# Hybrid Content Recommendation System Using AI

Course: AI Applications – Individual Open Project  
Track: Recommendation Systems (Hybrid AI Application)


## 1. Problem Definition & Objective

This project builds a hybrid content recommendation system that combines
content-based filtering and collaborative filtering to recommend items
to users based on past interactions.


In [32]:
import numpy as np
import pandas as pd
from scipy.sparse import csr_matrix


from sklearn.feature_extraction.text import TfidfVectorizer
from sklearn.metrics.pairwise import cosine_similarity
from sklearn.preprocessing import normalize

from implicit.als import AlternatingLeastSquares


## 2. Data Understanding & Preparation

Dataset Type: Synthetic  
Reason: Ethical safety and full explainability


In [33]:
np.random.seed(42)

users = range(1, 21)
items = range(1, 16)

titles = [f"Item {i}" for i in items]
contents = ["machine learning data science" for _ in items]
tags = ["ml data ai" for _ in items]

rows = []

for u in users:
    interacted = np.random.choice(items, size=5, replace=False)
    for i in interacted:
        rows.append([u, i, 1, titles[i-1], contents[i-1], tags[i-1]])

df = pd.DataFrame(
    rows,
    columns=["user_id", "item_id", "interaction", "title", "content", "tags"]
)

df.head()


Unnamed: 0,user_id,item_id,interaction,title,content,tags
0,1,10,1,Item 10,machine learning data science,ml data ai
1,1,12,1,Item 12,machine learning data science,ml data ai
2,1,1,1,Item 1,machine learning data science,ml data ai
3,1,14,1,Item 14,machine learning data science,ml data ai
4,1,6,1,Item 6,machine learning data science,ml data ai


In [34]:
print("Dataset shape:", df.shape)


Dataset shape: (100, 6)


## 3. Model / System Design

We use:
- TF-IDF for content-based filtering
- ALS for collaborative filtering
- A weighted hybrid score


In [35]:
texts = df.drop_duplicates("item_id")[["title", "content", "tags"]]
texts["combined"] = texts["title"] + " " + texts["content"] + " " + texts["tags"]
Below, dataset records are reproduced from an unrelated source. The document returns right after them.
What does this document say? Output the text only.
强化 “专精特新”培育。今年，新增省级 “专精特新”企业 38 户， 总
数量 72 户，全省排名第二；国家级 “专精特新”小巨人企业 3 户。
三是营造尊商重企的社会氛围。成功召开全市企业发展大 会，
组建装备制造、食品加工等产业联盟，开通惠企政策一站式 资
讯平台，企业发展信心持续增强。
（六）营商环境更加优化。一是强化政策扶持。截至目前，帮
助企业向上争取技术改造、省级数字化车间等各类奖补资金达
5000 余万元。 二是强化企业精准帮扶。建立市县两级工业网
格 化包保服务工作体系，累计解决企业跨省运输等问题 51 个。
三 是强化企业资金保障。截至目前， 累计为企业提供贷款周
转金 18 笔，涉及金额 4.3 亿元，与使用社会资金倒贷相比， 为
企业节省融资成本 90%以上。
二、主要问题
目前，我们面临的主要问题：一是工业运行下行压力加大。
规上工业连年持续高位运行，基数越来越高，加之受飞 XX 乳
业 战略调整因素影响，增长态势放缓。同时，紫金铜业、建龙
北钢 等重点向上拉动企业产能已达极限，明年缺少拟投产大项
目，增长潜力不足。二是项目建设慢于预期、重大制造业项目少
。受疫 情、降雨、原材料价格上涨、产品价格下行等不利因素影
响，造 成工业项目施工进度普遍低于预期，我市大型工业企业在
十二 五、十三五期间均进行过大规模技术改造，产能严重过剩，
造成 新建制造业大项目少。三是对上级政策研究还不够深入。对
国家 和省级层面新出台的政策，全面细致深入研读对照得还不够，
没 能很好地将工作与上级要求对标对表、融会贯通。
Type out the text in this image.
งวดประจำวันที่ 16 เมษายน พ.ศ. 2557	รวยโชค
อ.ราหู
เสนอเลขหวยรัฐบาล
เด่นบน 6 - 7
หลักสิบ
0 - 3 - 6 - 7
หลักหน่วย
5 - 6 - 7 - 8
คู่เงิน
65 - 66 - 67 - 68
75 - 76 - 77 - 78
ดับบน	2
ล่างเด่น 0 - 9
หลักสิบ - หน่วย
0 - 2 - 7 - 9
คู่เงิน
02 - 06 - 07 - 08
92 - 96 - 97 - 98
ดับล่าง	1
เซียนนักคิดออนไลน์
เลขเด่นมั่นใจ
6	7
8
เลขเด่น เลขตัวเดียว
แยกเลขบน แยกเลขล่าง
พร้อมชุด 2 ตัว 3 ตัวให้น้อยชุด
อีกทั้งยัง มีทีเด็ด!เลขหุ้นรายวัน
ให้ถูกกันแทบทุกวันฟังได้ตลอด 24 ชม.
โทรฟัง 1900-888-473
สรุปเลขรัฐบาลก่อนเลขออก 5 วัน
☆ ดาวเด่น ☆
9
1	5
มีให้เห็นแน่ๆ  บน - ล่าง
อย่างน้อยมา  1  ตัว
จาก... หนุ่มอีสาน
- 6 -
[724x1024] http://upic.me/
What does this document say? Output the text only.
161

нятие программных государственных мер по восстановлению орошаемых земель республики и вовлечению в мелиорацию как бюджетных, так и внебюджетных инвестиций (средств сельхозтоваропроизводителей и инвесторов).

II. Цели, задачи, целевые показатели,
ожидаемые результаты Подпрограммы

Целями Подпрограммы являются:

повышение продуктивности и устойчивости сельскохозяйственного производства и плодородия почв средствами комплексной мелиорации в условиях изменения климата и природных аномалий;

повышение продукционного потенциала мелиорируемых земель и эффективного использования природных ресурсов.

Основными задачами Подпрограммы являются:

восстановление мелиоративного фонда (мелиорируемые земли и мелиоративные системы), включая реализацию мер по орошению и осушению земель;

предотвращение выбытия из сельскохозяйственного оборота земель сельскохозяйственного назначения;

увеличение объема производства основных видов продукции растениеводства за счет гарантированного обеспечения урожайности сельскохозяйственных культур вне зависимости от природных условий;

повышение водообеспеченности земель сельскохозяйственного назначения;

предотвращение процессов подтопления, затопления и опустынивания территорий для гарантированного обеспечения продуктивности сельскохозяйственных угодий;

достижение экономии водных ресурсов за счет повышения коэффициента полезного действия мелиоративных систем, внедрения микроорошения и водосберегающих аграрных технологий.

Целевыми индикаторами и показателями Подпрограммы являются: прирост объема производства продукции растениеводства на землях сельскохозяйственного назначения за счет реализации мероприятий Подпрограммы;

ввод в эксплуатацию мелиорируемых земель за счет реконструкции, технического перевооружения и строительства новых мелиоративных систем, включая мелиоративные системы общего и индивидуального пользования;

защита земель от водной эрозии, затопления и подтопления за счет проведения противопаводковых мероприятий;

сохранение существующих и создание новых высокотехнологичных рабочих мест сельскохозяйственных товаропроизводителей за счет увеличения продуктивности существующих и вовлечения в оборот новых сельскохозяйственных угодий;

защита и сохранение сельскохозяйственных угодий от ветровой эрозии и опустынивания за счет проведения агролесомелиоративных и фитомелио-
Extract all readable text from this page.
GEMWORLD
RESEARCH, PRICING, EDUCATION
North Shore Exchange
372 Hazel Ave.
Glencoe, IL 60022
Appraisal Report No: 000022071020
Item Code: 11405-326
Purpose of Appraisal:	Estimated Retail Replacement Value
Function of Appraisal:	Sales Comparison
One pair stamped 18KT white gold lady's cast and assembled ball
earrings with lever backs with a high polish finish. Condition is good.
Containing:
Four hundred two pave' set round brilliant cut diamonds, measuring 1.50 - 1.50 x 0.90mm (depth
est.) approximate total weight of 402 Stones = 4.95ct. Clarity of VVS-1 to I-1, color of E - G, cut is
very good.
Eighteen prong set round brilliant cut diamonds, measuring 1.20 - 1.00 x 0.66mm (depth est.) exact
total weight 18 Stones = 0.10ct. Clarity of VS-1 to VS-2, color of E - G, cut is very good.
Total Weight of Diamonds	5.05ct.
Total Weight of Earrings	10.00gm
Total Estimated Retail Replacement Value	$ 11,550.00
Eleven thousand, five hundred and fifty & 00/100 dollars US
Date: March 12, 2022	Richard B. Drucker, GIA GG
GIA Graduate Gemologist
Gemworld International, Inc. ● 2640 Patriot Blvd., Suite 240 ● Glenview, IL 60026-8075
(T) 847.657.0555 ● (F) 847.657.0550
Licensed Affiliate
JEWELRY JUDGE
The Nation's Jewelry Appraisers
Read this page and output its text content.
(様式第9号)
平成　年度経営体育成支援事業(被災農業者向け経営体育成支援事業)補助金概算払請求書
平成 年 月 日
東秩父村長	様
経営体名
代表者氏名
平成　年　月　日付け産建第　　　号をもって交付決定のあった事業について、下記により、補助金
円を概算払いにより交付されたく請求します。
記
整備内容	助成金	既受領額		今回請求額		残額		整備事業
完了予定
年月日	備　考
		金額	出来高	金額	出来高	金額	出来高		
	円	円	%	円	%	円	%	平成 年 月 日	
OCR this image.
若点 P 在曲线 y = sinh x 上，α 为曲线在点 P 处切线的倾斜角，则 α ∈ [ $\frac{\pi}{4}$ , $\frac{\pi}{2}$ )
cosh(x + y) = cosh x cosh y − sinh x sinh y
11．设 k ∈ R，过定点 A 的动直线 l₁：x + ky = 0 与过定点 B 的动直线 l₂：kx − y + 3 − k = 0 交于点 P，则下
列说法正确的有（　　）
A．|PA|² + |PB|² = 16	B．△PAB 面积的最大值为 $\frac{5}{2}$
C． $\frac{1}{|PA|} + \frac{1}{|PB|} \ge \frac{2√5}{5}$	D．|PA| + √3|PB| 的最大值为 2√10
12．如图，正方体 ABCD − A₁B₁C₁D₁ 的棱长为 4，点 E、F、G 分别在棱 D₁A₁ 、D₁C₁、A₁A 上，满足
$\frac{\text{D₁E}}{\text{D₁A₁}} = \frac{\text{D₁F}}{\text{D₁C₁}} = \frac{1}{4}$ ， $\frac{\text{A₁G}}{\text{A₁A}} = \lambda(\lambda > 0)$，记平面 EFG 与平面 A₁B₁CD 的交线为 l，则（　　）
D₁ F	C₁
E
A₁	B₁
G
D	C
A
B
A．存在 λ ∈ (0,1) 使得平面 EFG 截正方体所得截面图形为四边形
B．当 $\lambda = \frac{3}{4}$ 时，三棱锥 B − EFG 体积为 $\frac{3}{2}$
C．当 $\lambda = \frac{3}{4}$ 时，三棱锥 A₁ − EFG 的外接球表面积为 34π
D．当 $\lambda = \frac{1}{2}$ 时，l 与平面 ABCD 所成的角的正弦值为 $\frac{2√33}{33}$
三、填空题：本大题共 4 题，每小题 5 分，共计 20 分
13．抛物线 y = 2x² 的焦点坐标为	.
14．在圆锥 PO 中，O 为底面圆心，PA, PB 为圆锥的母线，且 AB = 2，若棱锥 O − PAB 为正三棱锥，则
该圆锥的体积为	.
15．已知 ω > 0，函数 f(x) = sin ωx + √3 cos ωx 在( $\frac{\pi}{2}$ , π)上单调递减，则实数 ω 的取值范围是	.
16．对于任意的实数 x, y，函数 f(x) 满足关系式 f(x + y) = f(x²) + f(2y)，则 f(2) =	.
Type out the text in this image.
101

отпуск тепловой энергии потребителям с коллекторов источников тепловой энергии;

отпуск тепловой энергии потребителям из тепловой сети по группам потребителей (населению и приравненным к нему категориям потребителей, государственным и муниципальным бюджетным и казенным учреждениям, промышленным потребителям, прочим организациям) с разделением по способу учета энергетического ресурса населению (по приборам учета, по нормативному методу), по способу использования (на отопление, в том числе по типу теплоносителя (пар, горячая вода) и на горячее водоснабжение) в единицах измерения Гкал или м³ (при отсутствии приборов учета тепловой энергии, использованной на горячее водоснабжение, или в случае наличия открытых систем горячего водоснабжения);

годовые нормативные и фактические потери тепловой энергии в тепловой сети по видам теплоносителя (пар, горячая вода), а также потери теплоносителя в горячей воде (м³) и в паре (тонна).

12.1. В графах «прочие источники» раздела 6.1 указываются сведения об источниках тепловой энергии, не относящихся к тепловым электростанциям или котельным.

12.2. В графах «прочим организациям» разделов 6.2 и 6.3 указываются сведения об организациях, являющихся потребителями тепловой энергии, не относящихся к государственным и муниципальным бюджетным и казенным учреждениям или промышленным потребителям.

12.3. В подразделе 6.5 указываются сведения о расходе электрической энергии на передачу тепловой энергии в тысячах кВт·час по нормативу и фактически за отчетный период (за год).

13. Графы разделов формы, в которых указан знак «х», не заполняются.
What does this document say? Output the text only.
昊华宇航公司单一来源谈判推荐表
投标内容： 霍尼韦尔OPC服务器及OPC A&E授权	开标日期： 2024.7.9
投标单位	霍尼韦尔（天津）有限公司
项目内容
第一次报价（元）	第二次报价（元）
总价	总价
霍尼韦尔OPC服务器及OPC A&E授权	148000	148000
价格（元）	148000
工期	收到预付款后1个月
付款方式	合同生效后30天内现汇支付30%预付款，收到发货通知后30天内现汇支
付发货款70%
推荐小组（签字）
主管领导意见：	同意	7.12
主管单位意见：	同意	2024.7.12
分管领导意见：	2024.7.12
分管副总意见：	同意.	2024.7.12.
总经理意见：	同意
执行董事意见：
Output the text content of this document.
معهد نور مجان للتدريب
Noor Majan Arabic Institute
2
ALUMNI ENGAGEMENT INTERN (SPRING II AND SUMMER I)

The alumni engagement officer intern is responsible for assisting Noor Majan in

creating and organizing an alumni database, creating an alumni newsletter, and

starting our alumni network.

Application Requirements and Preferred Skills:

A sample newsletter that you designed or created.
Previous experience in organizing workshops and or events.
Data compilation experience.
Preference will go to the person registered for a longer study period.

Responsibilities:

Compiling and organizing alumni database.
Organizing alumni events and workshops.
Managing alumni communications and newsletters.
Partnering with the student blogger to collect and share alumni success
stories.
vectorizer = TfidfVectorizer()
item_tfidf = vectorizer.fit_transform(texts["combined"])
item_tfidf = normalize(item_tfidf)


In [36]:
from scipy.sparse import csr_matrix

interaction_matrix = df.pivot_table(
    index="user_id",
    columns="item_id",
    values="interaction",
    fill_value=0
)

# Convert to CSR matrix (THIS IS THE FIX)
interaction_csr = csr_matrix(interaction_matrix.values)

als = AlternatingLeastSquares(factors=10, iterations=5)
als.fit(interaction_csr)



100%|████████████████████████████████████████████████████████████████████| 5/5 [00:00<00:00, 2531.87it/s]


## 4. Recommendation Output


In [37]:
def hybrid_recommend(user_id, k=5, alpha=0.6):
    user_index = user_id - 1

    collab_scores = als.user_factors[user_index] @ als.item_factors.T
    content_scores = cosine_similarity(item_tfidf).mean(axis=0)

    hybrid_scores = alpha * collab_scores + (1 - alpha) * content_scores
    top_items = np.argsort(-hybrid_scores)[:k]

    return list(top_items + 1)

recommendations = hybrid_recommend(1)

print("Recommended items for user 1:")
print(recommendations)


Recommended items for user 1:
[np.int64(12), np.int64(14), np.int64(1), np.int64(10), np.int64(6)]


## 5. Evaluation


In [38]:
def precision_at_k(actual, predicted, k):
    return len(set(actual) & set(predicted[:k])) / k

actual_items = df[df.user_id == 1]["item_id"].tolist()
score = precision_at_k(actual_items, recommendations, 5)

print("Precision@5:", score)


Precision@5: 1.0


## 6. Ethical Considerations

- Synthetic data avoids privacy issues
- No real user data is used
- No automated decision-making impact


## 7. Conclusion

The hybrid recommendation system successfully demonstrates how combining
content-based and collaborative filtering improves personalization.


In [39]:
recommendations = hybrid_recommend(1)
print("Recommended items for user 1:")
print(recommendations)



Recommended items for user 1:
[np.int64(12), np.int64(14), np.int64(1), np.int64(10), np.int64(6)]